アリス・ロバーツによる『Domination』書評:キリスト教の鮮やかだがシニカルな歴史
人文主義的な歴史家は、物を美しく生き生きと描き出すが、人々とその信念に関しては弱点を見せる。
『Domination』は、いかにして小さな地元のカルトが歴史上最も偉大な文化的・政治的勢力の一つになったのかという物語である。アリス・ロバーツは、ローマ帝国が教会という異なる形で生き残ったと主張している。

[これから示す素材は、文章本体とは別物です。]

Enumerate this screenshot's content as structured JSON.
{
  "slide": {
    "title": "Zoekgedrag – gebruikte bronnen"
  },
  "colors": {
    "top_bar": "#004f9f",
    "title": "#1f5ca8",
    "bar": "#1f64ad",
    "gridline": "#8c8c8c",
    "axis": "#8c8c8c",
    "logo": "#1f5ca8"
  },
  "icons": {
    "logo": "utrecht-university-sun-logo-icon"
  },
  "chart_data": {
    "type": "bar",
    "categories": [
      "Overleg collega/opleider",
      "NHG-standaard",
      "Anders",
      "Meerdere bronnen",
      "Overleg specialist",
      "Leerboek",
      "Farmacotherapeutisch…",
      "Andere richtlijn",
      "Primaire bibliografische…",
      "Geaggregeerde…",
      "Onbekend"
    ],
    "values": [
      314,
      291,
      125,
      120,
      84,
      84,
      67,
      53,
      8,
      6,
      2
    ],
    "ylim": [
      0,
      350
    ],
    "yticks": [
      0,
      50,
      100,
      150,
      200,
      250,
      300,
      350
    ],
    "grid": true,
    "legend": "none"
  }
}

これは斬新なアイデアではない ― 結局のところ、キリスト教の祈りの基本は「御国が来ますように」なのだから ― だが、ロバーツは個々の教区や建物でさえも視点に立って物語を語る。まるで植物が成長し開花する様子をコマ撮り映画で見るような、驚きがある。ローマの別荘がどのようにして教区に変貌するのか、長い納屋が足跡を提供し、人間関係の網が社会的繋がりを提供し、まさにタイルや柱が建築材料を提供するのか、という部分がある。彼女以上に、物が私たちに語りかける方法について上手く書ける人はいないと思う。カーライルで発見されたありふれた粘土ランプが内側が紫色をしていることの意味を理解したときの彼女の喜びを描写した一節があり、鐘の歴史についての美しい後書きがある。